Dalam surat al-Waqi’ah ayat 11-14, Allah menjelaskan maksud dari kata al-Sabiqun (golongan terdahulu) adalah orang yang memiliki kedudukan mulia dan tempatnya di surga. Sebagian besar mereka berasal dari umat sebelum Nabi Muhammad dan sebagian kecil dari umat Nabi Muhammad. Dalam ayat selanjutnya, Allah SWT menjelaskan kenikmatan yang diberikan kepada kelompok ini. Allah SWT berfirman:
عَلَى سُرُرٍ مَوْضُونَةٍ () مُتَّكِئِينَ عَلَيْهَا مُتَقَابِلِينَ () يَطُوفُ عَلَيْهِمْ وِلْدَانٌ مُخَلَّدُونَ
‘Ala sururim maudhunah. Muttaqii’na ‘alaiha mutaqabilin. Yathufu ‘alaihim wildanum mukhalladun.
Artinya:
“Mereka berada di atas dipan yang bertahta emas dan permata. Seraya bertelekan di atasnya berhadap-hadapan. Mereka dikelilingi oleh anak-anak muda yang tetap muda.” (QS: Al-Waqi’ah ayat 15-17)
Imam Jalaluddin al-Mahalli dalam Tafsir Jalalain menjelaskan bahwa kata maudhunah dalam ayat 15 maksudnya adalah dibuat dari batang pohon yang terbuat dari emas dan permata. Imam al-Shawi dalam Syarah Tafsir Jalalain menambahkan kata sururin berati tempat duduk istimewa yang disiapkan untuk seseorang sebagai bentuk penghormatan dan pemuliaan. Dengan demikian, kata sururim maudhunah bisa diartikan dengan tempat duduk istimewa yang terbuat dari emas dan permata.
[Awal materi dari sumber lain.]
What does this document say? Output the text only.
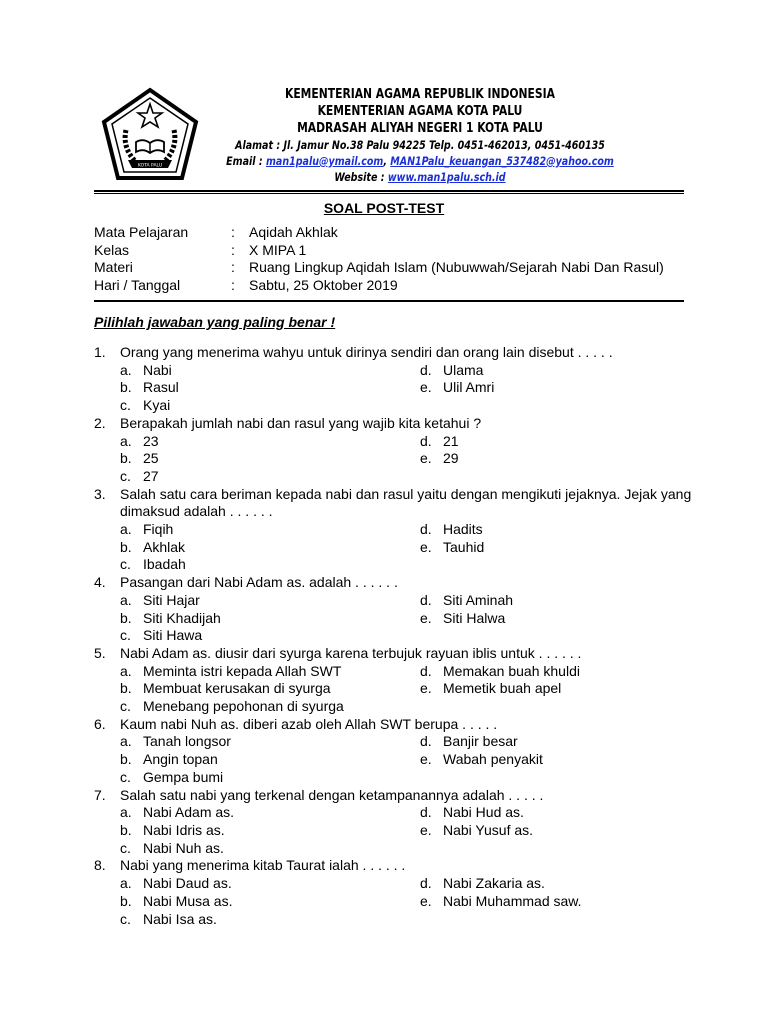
KOTA PALU
KEMENTERIAN AGAMA REPUBLIK INDONESIA
KEMENTERIAN AGAMA KOTA PALU
MADRASAH ALIYAH NEGERI 1 KOTA PALU
Alamat : Jl. Jamur No.38 Palu 94225 Telp. 0451-462013, 0451-460135
Email : man1palu@ymail.com, MAN1Palu_keuangan_537482@yahoo.com
Website : www.man1palu.sch.id
SOAL POST-TEST
Mata Pelajaran	:	Aqidah Akhlak
Kelas	:	X MIPA 1
Materi	:	Ruang Lingkup Aqidah Islam (Nubuwwah/Sejarah Nabi Dan Rasul)
Hari / Tanggal	:	Sabtu, 25 Oktober 2019
Pilihlah jawaban yang paling benar !
1.	Orang yang menerima wahyu untuk dirinya sendiri dan orang lain disebut . . . . .
a. Nabi	d. Ulama
b. Rasul	e. Ulil Amri
c. Kyai
2.	Berapakah jumlah nabi dan rasul yang wajib kita ketahui ?
a. 23	d. 21
b. 25	e. 29
c. 27
3.	Salah satu cara beriman kepada nabi dan rasul yaitu dengan mengikuti jejaknya. Jejak yang dimaksud adalah . . . . . .
a. Fiqih	d. Hadits
b. Akhlak	e. Tauhid
c. Ibadah
4.	Pasangan dari Nabi Adam as. adalah . . . . . .
a. Siti Hajar	d. Siti Aminah
b. Siti Khadijah	e. Siti Halwa
c. Siti Hawa
5.	Nabi Adam as. diusir dari syurga karena terbujuk rayuan iblis untuk . . . . . .
a. Meminta istri kepada Allah SWT	d. Memakan buah khuldi
b. Membuat kerusakan di syurga	e. Memetik buah apel
c. Menebang pepohonan di syurga
6.	Kaum nabi Nuh as. diberi azab oleh Allah SWT berupa . . . . .
a. Tanah longsor	d. Banjir besar
b. Angin topan	e. Wabah penyakit
c. Gempa bumi
7.	Salah satu nabi yang terkenal dengan ketampanannya adalah . . . . .
a. Nabi Adam as.	d. Nabi Hud as.
b. Nabi Idris as.	e. Nabi Yusuf as.
c. Nabi Nuh as.
8.	Nabi yang menerima kitab Taurat ialah . . . . . .
a. Nabi Daud as.	d. Nabi Zakaria as.
b. Nabi Musa as.	e. Nabi Muhammad saw.
c. Nabi Isa as.
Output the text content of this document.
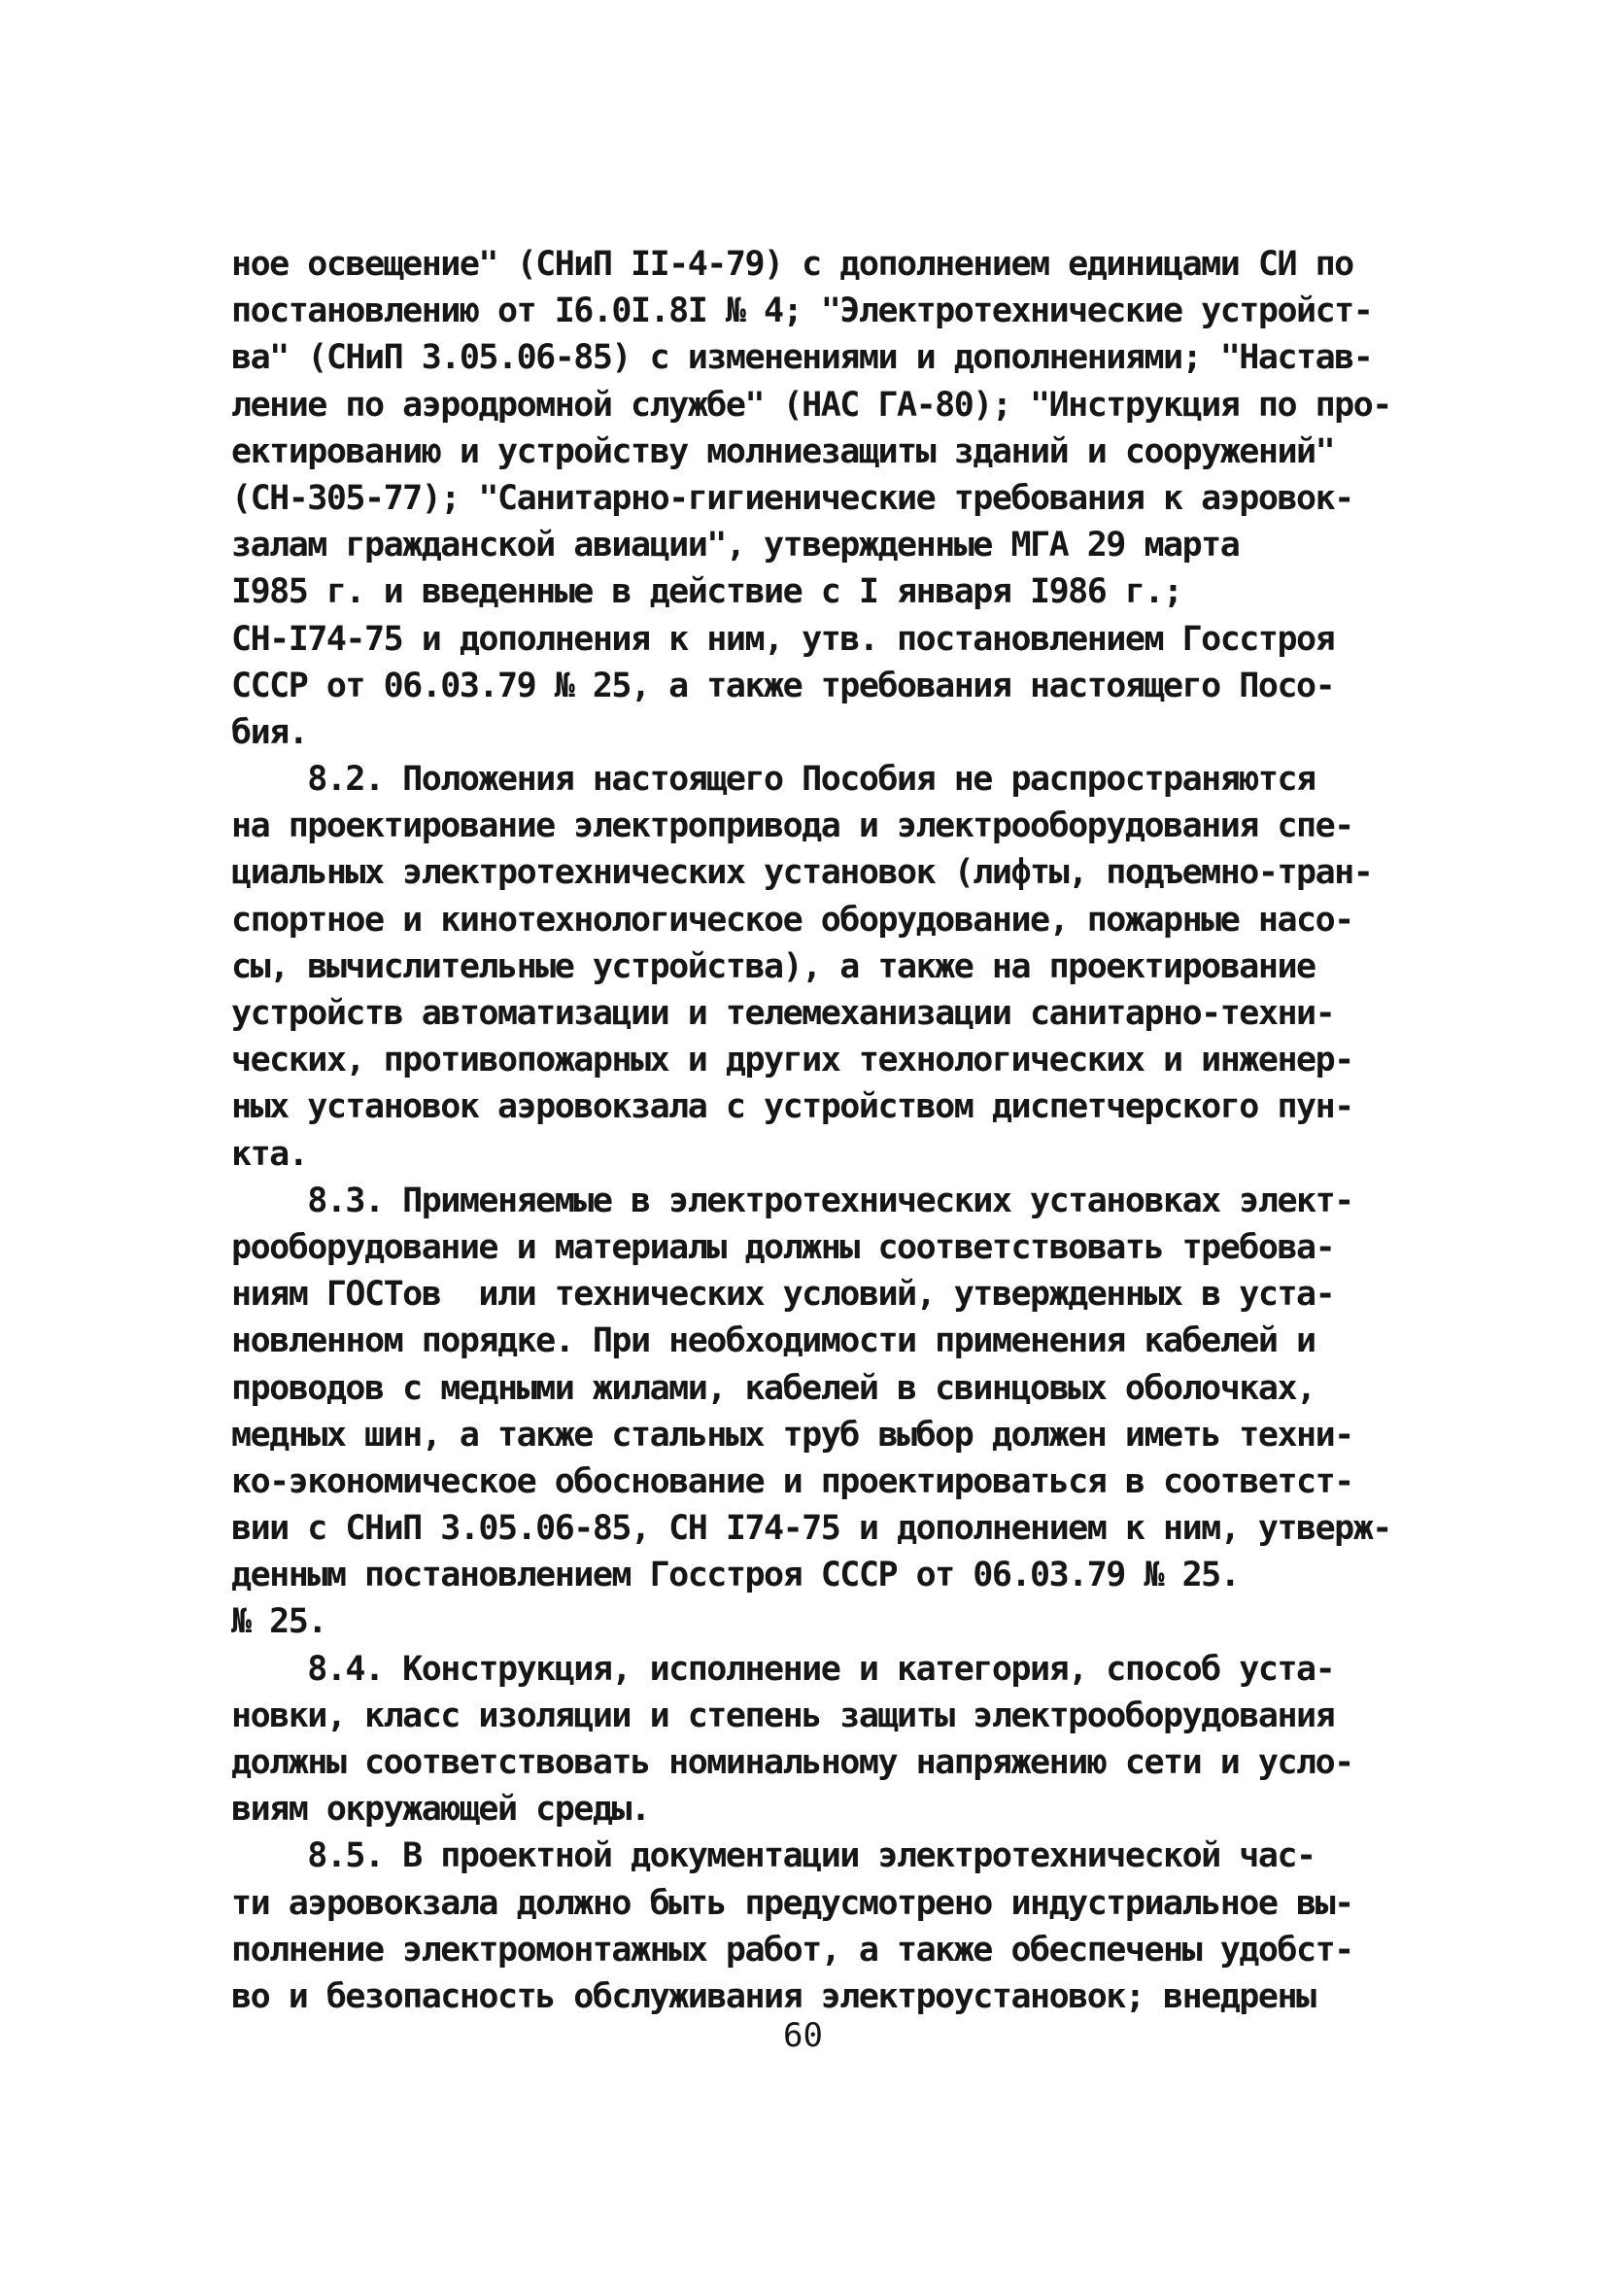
ное освещение" (СНиП II-4-79) с дополнением единицами СИ по
постановлению от I6.0I.8I № 4; "Электротехнические устройст-
ва" (СНиП 3.05.06-85) с изменениями и дополнениями; "Настав-
ление по аэродромной службе" (НАС ГА-80); "Инструкция по про-
ектированию и устройству молниезащиты зданий и сооружений"
(СН-305-77); "Санитарно-гигиенические требования к аэровок-
залам гражданской авиации", утвержденные МГА 29 марта
I985 г. и введенные в действие с I января I986 г.;
СН-I74-75 и дополнения к ним, утв. постановлением Госстроя
СССР от 06.03.79 № 25, а также требования настоящего Посо-
бия.
8.2. Положения настоящего Пособия не распространяются
на проектирование электропривода и электрооборудования спе-
циальных электротехнических установок (лифты, подъемно-тран-
спортное и кинотехнологическое оборудование, пожарные насо-
сы, вычислительные устройства), а также на проектирование
устройств автоматизации и телемеханизации санитарно-техни-
ческих, противопожарных и других технологических и инженер-
ных установок аэровокзала с устройством диспетчерского пун-
кта.
8.3. Применяемые в электротехнических установках элект-
рооборудование и материалы должны соответствовать требова-
ниям ГОСТов  или технических условий, утвержденных в уста-
новленном порядке. При необходимости применения кабелей и
проводов с медными жилами, кабелей в свинцовых оболочках,
медных шин, а также стальных труб выбор должен иметь техни-
ко-экономическое обоснование и проектироваться в соответст-
вии с СНиП 3.05.06-85, СН I74-75 и дополнением к ним, утверж-
денным постановлением Госстроя СССР от 06.03.79 № 25.
№ 25.
8.4. Конструкция, исполнение и категория, способ уста-
новки, класс изоляции и степень защиты электрооборудования
должны соответствовать номинальному напряжению сети и усло-
виям окружающей среды.
8.5. В проектной документации электротехнической час-
ти аэровокзала должно быть предусмотрено индустриальное вы-
полнение электромонтажных работ, а также обеспечены удобст-
во и безопасность обслуживания электроустановок; внедрены
60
Kemudian, Imam al-Mahalli menafsirkan kata muttaqi’ina dan mutaqabilin dalam ayat 16 sebagai penjelas keadaan orang yang masuk dalam kategori al-sabiqun. Imam al-Alusi menjelaskan makna mutaqabilin (berhadap-hadapan) dengan mengutip penjelasan dari Imam Mujahid:
Dalam ayat 16, kata muttaqii’na dan mutaqabilin dijelaskan oleh Imam Al-Mahalli sebagai hal, atau penjelas keadaan orang yang masuk kategori as–sabiqun. Imam Al-Alusi dalam tafsirnya menjelaskan tentang makna mutaqabilin (berhadap-hadapan) dengan mengutip keterangan Imam Mujahid:
لا ينظر أحدهم في قفا صاحبه وهو وصف لهم بحسن العشرة وتهذيب الأخلاق ورعاية الآداب وصفاء البواطن
“Salah seorang di antara mereka tidak melihat bagian leher belakang yang lain. Ini menunjukan pergaulan yang baik, akhlak yang terjaga, adab yang tertata, dan bersihnya batin mereka”
Pada ayat 17 terdapat kata yathufu ‘alaihim, Imam Al-Mahalli menafsirinya dengan kata lil khidmah (demi melayani). Sementara kata mukhalladun ditafsiri dengan ‘ala syaklil auladi la yahramun (dalam bentuk anak-anak yang tidak menua). Sehingga secara umum maknanya adalah, mereka dilayani oleh para anak-anak yang tidak menua.
Lebih lanjut, Imam al-Shawi menerangkan, anak-anak tersebut diciptakan oleh Allah di surga, sebagaimana para bidadari. Mereka bukan anak-anak yang dilahirkan di dunia. Ini pendapat yang shahih, dan berbeda dengan pendapat sebagian ulama yang menyatakan bahwa mereka adalah anak-anak orang mukmin yang mati tatkala masih kecil. Atau pendapat bahwa mereka adalah anak-anak orang non-muslim yang meninggal saat kecil.
Dan disebut anak-anak, menurut Imam al-Shawi, sebab mereka memang dalam bentuk anak-anak. Sedang mengenai sifat anak-anak tersebut yang tidak menua, menurut Imam al-Shawi, maknanya bukan menjadi tua. Sebab menjadi tua adalah sifat manusia di dunia. Menua dalam ayat di atas adalah bertambah terlihat segar dan bugar.